Greene approached head librarian Peg Lotvin with a radical suggestion: Why not maintain a seed collection alongside the book collection, so that patrons could “borrow” seeds in spring and “return” them at the end of the harvest season? Lotvin, an avid gardener herself, thought it a wonderful idea.
That first year, five people participated. But over the next four years, the number of borrowers grew to 60. Library patron Sarah Snow, a graphic designer, helped Greene create original “art packs” for the seeds by tapping artist friends to design the packets.
“I had no idea what would happen,” says Greene. “I was following the seeds and letting them lead the development of the concept. I was passionately interested, but I didn’t know the subject would consume my life and I’d have to quit my day job and start a seed farm.”
In 2008, Greene and his life-and-business partner Doug Muller established the Hudson Valley Seed Library on a former Ukrainian summer camp they purchased in Accord, turning its two acres into a farm that produces heirloom and open-pollinated seeds. “It was a crazy place,” says Margaret Roach, Columbia County-based author of A Way to Garden and creator of a website by the same name, who’s been a Seed Library booster from the start. “But they went with the flow and made it work, gradually renovating buildings, making a proper office. They worked like dogs. It’s a labor of love.”
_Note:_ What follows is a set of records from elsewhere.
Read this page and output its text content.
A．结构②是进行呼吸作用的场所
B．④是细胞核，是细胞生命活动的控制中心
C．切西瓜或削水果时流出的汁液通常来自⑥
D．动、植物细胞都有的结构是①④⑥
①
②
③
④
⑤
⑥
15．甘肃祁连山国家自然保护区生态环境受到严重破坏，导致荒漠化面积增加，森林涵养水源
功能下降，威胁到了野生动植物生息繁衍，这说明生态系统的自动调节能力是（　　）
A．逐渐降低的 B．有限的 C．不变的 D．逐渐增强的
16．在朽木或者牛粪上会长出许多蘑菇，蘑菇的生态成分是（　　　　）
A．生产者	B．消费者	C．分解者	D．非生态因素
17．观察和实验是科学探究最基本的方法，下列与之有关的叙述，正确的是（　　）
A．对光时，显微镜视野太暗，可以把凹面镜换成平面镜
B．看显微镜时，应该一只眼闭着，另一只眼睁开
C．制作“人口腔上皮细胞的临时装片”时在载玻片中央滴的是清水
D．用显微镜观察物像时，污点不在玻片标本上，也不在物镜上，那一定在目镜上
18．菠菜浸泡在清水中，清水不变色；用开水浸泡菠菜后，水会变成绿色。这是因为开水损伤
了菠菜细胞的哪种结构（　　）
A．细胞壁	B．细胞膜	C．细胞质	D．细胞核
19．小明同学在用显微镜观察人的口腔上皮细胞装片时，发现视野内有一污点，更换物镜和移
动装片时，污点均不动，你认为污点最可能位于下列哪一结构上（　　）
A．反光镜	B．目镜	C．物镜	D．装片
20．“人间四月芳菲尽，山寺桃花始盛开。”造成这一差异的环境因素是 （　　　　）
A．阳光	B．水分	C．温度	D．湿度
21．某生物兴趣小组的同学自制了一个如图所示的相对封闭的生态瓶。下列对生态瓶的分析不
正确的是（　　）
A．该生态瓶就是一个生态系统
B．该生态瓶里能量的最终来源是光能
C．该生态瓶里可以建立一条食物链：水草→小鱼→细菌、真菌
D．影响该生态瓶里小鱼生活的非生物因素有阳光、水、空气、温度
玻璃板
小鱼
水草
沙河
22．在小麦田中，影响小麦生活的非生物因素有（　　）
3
Since then, a major enterprise has grown. In 2015, the Seed Library sold 250,000 packets of seeds online. (Besides the seeds produced at the Seed Library’s farm, which became certified organic in 2013, Greene sources stock from local CSAs and organic growers.) Membership includes a seed discount, wise counsel, and access to trial varieties that aren’t yet being offered to the general public.
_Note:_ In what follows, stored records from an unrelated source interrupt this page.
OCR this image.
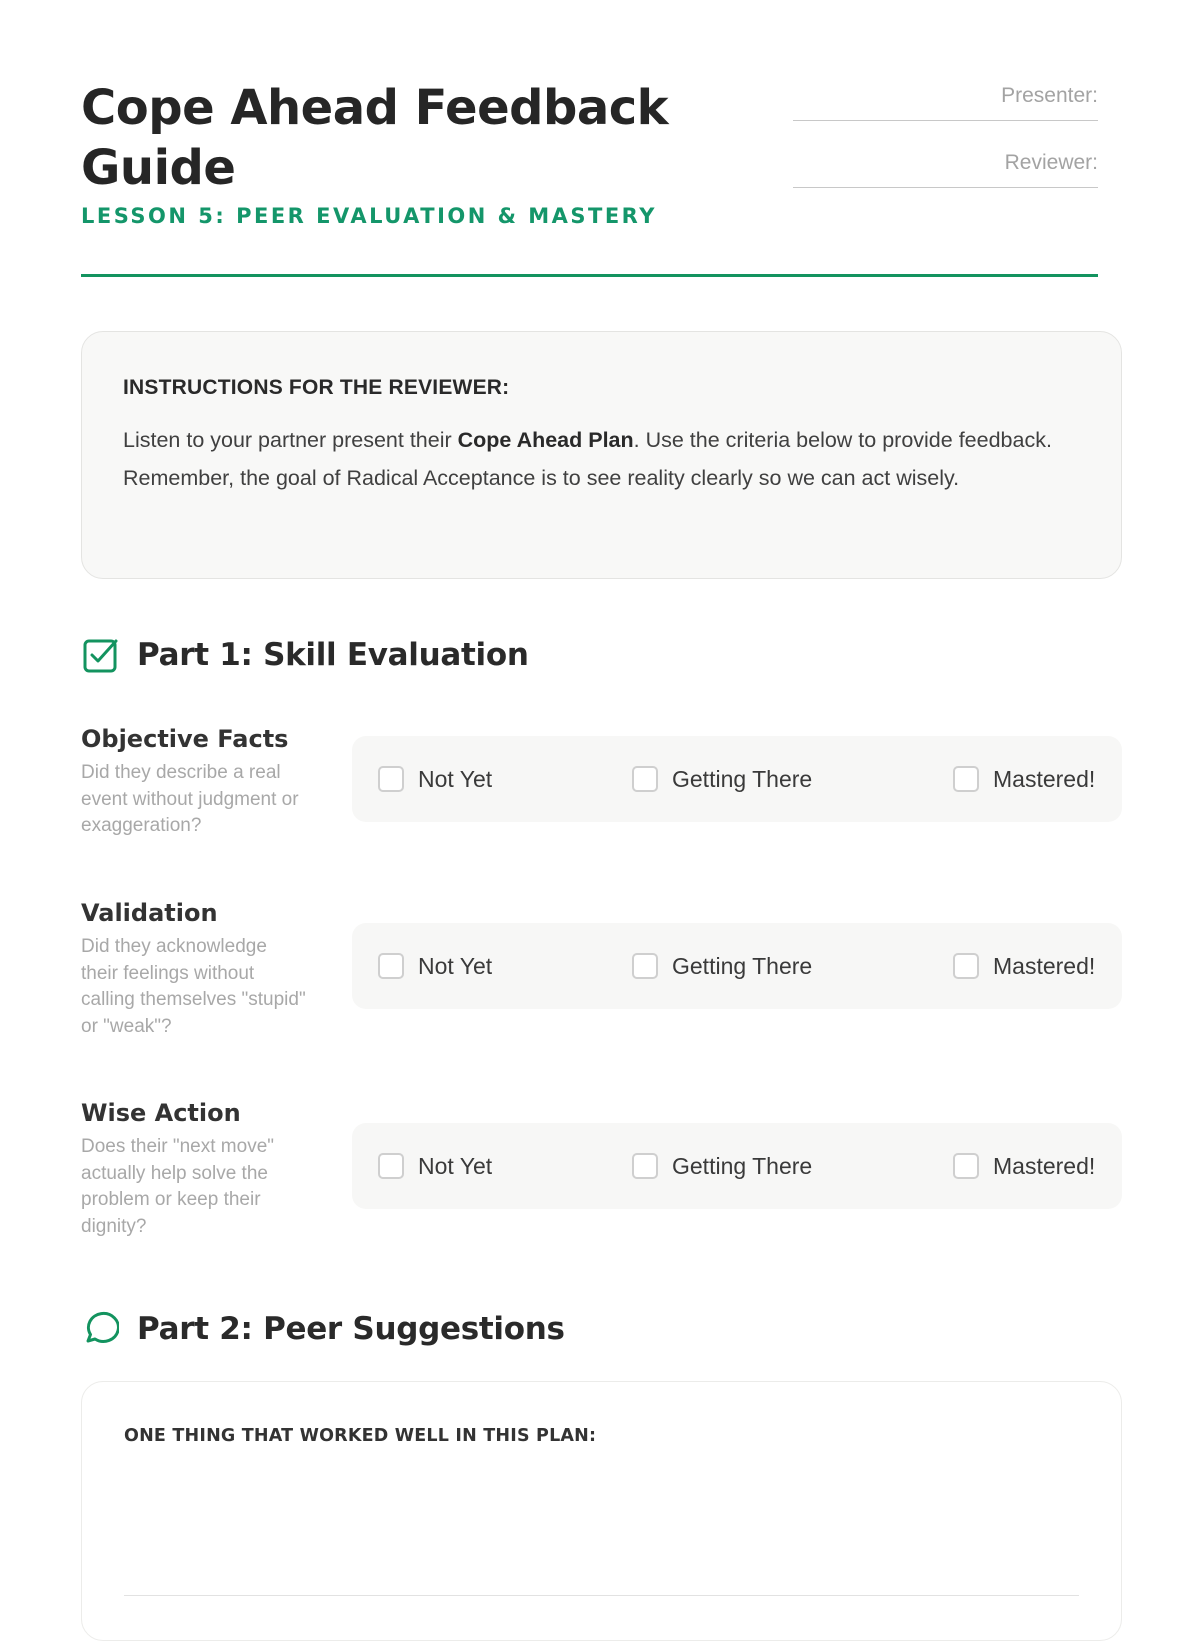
Cope Ahead Feedback Guide
LESSON 5: PEER EVALUATION & MASTERY
Presenter:
Reviewer:
INSTRUCTIONS FOR THE REVIEWER:

Listen to your partner present their Cope Ahead Plan. Use the criteria below to provide feedback. Remember, the goal of Radical Acceptance is to see reality clearly so we can act wisely.

Part 1: Skill Evaluation
Objective Facts
Did they describe a real event without judgment or exaggeration?
Not Yet	Getting There	Mastered!
Validation
Did they acknowledge their feelings without calling themselves "stupid" or "weak"?
Not Yet	Getting There	Mastered!
Wise Action
Does their "next move" actually help solve the problem or keep their dignity?
Not Yet	Getting There	Mastered!
Part 2: Peer Suggestions
ONE THING THAT WORKED WELL IN THIS PLAN:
Today, responses to the Seed Library’s annual call for illustration submissions for its quadrofoil Art Packs number in the hundreds. Selected works become part of a traveling “Art of the Heirloom” exhibit. “The art piece of it is a very smart differentiating factor,” says Roach. “It’s an extra hook that’s authentic as well as environmentally and philosophically sound. I find Ken and Doug’s success exciting because they share my feeling that regional seed companies are a critical part of our future as a species, especially as the climate evolves. From a selfish point of view, as a gardener, I am especially excited that they understand the importance of regional adaptation.”
That adaptation can’t be duplicated in a laboratory—it’s born of a specific interaction between seed, soil, and climate. “When we started, there wasn’t a lot of information on producing seeds in the Northeast; the big multinationals grow where it’s cheapest and fastest,” says Greene. “Through a lot of research and trial and error, we have become a go-to [source] to learn how to do this.”
In 2014, the homestead gained a new warehouse. Meanwhile, seed libraries are proliferating worldwide by the hundreds, partnering with libraries, universities, and museums. But thanks to Greene and his allies, the Hudson Valley stands as ground zero in seeding a revolution.